Schweigen
Version 15 (von Klaus, 24.06.2012 20:16)
Schweigen heißt nicht reden und auch keine sonstigen Laute von sich geben. Schweigen auf der Bühne, in einer laufenden Szene kann in folgenden Situationen auftreten:
- als Regel des jeweiligen Spiels (z.B. Stummfilm),
- begleitend, während bestimmte dramaturgische Zutaten etabliert werden: pantomisches Einrichten eines Raumes, eine Alltagsroutine wie Wäsche aufhängen.
- während andere Personen gerade den Fokus haben, dh. sie reden und agieren im Vordergrund,
- als dramaturgisches Mittel. In diesem Fall ist Schweigen besonders interessant. Es kann in zwei Formen auftreten:
:* Zum einen kann es die Spannung erhöhen durch gemeinsames Schweigen aller Akteure insbesondere im Zusammenhang mit einem laufenden Dialog, mit einem ungelösten Konflikt, Streit oder Versprechen. Die Zuschauer fiebern dem Fortgang der Geschichte entgegen, das Schweigen gibt Gelegenheit, die Spannung, die Neugier auf den Fortgang der Geschehens wahrzunehmen und auszukosten.
:* zum anderen kann es die Gefühle in der laufenden Szene verstärken.

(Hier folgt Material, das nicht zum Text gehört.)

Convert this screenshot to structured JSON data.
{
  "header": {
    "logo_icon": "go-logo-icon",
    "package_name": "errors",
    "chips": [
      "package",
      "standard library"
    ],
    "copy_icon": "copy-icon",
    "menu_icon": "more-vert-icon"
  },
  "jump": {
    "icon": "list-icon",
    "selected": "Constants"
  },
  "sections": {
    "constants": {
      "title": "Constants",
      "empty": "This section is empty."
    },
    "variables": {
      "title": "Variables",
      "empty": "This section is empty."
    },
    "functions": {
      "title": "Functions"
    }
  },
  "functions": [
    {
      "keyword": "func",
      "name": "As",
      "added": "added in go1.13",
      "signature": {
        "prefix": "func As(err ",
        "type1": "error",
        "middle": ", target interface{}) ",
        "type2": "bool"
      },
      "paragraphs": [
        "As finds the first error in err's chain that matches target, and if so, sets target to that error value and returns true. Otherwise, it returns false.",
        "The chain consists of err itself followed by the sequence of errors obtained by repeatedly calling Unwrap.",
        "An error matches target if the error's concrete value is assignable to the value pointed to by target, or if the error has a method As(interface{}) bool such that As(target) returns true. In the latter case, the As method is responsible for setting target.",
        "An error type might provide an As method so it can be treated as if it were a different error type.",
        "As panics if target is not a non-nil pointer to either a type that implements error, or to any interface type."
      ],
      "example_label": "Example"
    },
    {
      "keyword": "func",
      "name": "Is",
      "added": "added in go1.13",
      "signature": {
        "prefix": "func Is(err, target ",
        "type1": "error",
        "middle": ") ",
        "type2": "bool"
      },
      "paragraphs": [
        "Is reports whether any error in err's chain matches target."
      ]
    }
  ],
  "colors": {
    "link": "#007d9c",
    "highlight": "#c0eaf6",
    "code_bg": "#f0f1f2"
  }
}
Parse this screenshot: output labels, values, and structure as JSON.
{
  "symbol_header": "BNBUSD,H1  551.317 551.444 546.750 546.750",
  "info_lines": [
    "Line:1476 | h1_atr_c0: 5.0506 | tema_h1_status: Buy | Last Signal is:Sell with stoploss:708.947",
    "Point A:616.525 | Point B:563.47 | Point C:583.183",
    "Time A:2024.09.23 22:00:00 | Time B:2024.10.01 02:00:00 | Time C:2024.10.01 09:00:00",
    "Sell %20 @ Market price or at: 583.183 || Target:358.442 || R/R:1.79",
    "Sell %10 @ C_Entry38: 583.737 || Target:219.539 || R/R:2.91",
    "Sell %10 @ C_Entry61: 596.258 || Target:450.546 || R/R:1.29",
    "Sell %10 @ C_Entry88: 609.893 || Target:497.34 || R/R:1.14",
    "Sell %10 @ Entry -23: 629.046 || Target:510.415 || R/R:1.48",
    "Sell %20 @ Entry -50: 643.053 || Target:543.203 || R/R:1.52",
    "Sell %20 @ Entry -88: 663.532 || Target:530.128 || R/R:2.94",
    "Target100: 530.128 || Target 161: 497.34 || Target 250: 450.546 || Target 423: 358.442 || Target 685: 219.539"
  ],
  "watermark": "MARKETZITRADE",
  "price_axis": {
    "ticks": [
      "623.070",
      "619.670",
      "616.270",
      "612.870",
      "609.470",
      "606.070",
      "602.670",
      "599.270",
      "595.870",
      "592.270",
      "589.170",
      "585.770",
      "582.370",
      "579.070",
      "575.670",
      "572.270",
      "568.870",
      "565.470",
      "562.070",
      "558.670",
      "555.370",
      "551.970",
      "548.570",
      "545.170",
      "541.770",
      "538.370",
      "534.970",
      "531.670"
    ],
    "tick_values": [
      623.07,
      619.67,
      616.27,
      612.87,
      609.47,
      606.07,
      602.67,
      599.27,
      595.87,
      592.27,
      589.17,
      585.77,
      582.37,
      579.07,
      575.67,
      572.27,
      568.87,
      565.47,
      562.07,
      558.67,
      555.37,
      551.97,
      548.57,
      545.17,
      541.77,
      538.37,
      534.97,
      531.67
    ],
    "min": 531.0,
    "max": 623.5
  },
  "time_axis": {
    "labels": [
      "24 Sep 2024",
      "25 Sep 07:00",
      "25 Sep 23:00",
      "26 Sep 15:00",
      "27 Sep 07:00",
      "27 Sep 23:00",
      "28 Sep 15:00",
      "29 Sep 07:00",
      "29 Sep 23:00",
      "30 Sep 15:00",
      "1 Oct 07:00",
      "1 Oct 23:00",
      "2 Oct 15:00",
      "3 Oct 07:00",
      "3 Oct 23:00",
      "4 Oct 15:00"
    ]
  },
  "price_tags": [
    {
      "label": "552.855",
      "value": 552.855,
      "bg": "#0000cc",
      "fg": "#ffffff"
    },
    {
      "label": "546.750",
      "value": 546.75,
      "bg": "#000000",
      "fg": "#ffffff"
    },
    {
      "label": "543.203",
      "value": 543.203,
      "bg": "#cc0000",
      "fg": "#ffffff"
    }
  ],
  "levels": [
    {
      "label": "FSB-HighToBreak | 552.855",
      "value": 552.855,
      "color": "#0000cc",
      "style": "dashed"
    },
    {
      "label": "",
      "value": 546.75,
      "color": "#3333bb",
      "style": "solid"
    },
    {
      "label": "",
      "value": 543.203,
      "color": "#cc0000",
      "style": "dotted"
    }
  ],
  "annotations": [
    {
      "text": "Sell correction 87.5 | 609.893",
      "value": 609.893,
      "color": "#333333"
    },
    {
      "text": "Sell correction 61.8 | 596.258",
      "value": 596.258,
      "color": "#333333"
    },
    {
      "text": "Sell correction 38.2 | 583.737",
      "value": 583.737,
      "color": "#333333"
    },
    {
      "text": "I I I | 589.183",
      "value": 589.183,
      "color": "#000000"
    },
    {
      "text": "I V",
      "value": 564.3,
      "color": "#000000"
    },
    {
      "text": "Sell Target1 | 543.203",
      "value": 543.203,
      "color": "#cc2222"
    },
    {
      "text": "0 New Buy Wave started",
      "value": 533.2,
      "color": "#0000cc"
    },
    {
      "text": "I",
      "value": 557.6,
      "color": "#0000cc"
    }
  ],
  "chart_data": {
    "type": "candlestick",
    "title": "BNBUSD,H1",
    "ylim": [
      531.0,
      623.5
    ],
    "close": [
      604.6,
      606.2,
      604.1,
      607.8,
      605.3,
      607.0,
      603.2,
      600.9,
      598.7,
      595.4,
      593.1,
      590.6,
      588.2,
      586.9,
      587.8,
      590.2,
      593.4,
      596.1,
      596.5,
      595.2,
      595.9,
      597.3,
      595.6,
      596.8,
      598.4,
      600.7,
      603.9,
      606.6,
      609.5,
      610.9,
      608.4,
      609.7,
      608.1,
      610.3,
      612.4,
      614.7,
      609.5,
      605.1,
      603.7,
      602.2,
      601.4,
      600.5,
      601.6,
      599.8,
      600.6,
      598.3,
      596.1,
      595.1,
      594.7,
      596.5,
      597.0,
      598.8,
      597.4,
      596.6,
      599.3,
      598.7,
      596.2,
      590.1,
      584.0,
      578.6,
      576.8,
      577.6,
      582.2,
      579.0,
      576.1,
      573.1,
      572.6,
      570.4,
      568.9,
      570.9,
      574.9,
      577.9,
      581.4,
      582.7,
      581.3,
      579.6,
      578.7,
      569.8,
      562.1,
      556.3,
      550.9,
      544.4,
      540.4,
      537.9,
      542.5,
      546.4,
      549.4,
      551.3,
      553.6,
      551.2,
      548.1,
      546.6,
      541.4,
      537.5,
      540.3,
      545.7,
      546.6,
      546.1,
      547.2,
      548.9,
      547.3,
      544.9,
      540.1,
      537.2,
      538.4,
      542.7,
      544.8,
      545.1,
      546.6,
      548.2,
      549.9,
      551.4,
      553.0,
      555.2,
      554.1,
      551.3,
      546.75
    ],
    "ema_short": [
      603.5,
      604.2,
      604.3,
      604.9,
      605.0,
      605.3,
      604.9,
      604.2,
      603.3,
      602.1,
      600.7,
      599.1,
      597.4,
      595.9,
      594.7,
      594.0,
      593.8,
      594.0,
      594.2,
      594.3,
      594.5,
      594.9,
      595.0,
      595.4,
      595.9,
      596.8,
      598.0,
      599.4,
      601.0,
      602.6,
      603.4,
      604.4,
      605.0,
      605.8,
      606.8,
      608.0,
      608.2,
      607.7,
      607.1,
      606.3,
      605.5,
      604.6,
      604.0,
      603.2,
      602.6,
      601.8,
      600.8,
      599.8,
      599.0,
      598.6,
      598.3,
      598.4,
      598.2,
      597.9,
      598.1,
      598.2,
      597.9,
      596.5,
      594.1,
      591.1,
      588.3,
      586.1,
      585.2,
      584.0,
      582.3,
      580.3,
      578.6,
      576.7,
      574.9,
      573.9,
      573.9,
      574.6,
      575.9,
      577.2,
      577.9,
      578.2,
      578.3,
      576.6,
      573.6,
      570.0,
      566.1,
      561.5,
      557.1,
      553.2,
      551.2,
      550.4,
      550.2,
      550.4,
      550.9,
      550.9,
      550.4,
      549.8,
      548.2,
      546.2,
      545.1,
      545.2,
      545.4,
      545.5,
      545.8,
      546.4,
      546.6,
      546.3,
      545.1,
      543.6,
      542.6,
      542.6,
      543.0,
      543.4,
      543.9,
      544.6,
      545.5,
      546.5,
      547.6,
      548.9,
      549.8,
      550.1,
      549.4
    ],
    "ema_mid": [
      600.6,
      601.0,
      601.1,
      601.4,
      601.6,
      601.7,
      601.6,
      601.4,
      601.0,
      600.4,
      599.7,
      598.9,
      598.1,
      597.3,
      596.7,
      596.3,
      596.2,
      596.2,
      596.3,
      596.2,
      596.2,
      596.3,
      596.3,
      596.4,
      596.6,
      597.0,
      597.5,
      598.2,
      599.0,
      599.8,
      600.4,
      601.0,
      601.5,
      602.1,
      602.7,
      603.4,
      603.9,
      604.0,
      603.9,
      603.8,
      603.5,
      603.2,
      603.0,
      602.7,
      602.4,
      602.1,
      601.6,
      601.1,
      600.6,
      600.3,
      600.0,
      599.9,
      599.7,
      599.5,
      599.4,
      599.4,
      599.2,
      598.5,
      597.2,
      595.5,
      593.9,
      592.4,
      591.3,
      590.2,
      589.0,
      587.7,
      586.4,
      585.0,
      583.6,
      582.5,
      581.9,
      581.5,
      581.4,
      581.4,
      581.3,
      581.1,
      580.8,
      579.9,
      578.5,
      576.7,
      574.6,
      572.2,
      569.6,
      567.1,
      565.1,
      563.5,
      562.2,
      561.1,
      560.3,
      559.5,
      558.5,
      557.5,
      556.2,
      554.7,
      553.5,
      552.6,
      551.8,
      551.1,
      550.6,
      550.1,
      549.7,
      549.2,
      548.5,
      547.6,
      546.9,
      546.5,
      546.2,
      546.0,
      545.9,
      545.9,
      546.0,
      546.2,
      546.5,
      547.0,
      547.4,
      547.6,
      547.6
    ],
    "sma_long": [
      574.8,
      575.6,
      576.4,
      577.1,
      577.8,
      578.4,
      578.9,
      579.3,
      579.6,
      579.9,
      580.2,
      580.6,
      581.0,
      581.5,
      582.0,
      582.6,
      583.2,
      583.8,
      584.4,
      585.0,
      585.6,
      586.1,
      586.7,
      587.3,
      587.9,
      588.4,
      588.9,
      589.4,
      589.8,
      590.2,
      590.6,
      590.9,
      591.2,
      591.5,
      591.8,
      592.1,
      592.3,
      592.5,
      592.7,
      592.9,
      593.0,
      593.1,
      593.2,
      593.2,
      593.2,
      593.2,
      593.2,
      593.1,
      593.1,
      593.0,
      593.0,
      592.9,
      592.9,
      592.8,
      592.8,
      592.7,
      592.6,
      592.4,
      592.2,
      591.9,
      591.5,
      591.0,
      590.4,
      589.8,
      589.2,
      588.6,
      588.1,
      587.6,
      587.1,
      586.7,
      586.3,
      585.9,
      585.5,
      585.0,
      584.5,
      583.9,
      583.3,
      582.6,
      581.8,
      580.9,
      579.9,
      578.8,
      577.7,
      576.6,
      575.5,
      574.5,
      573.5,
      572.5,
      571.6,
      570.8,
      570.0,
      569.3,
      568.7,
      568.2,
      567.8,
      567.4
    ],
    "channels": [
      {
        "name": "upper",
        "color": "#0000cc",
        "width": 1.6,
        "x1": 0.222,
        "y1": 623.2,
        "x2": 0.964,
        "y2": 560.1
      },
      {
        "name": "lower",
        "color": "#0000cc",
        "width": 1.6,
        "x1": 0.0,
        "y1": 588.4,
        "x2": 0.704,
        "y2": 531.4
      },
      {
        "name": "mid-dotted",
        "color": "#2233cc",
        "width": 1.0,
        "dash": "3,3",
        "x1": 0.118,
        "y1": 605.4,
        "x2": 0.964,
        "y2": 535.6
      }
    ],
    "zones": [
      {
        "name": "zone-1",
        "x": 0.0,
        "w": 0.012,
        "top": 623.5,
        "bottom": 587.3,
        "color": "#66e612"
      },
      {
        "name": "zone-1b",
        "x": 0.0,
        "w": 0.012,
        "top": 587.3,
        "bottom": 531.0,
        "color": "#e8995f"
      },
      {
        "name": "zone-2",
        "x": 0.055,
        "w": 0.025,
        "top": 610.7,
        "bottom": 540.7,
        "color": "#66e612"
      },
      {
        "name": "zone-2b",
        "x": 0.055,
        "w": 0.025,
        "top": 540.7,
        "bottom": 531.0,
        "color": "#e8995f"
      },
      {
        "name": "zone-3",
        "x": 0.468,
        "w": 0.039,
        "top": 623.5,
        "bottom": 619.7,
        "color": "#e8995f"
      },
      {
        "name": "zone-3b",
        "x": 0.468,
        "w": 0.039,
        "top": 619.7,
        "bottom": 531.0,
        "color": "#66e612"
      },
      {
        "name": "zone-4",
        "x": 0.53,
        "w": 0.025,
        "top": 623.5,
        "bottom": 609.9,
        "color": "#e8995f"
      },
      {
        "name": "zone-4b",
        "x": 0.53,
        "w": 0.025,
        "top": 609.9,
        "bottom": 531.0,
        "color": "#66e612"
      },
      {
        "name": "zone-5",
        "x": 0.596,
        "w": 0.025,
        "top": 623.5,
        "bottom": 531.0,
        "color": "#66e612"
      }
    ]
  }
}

Beispiel: Zwei alte Freunde treffen sich nach vielen Jahren wieder. Hier ist ein stummes Umarmen viel aussagekräftiger und emotionaler als ein Wortschwall, wie schön es sei, sich nach so langer Zeit wiederzusehen usw. ...
:Gerade Spielanfänger denken häufig nicht an Schweigen als dramaturgisches Mittel der Wahl oder sie trauen sich nicht, es zuzulassen und auszuhalten. Gründe sind Nichtwissen, Unsicherheit oder die unbegründete Vermutung, die Zuschauer fänden ein Schweigen der Akteure langweilig. Und so wird eine laufende Szene, der ein Schweigen gut tun würde, häufig zugequatscht.
- hilfloses Schweigen kann - insbesondere am Anfang einer Szene - Ausdruck der Tatsache sein, dass der (unerfahrene) Spieler "keine Idee" hat.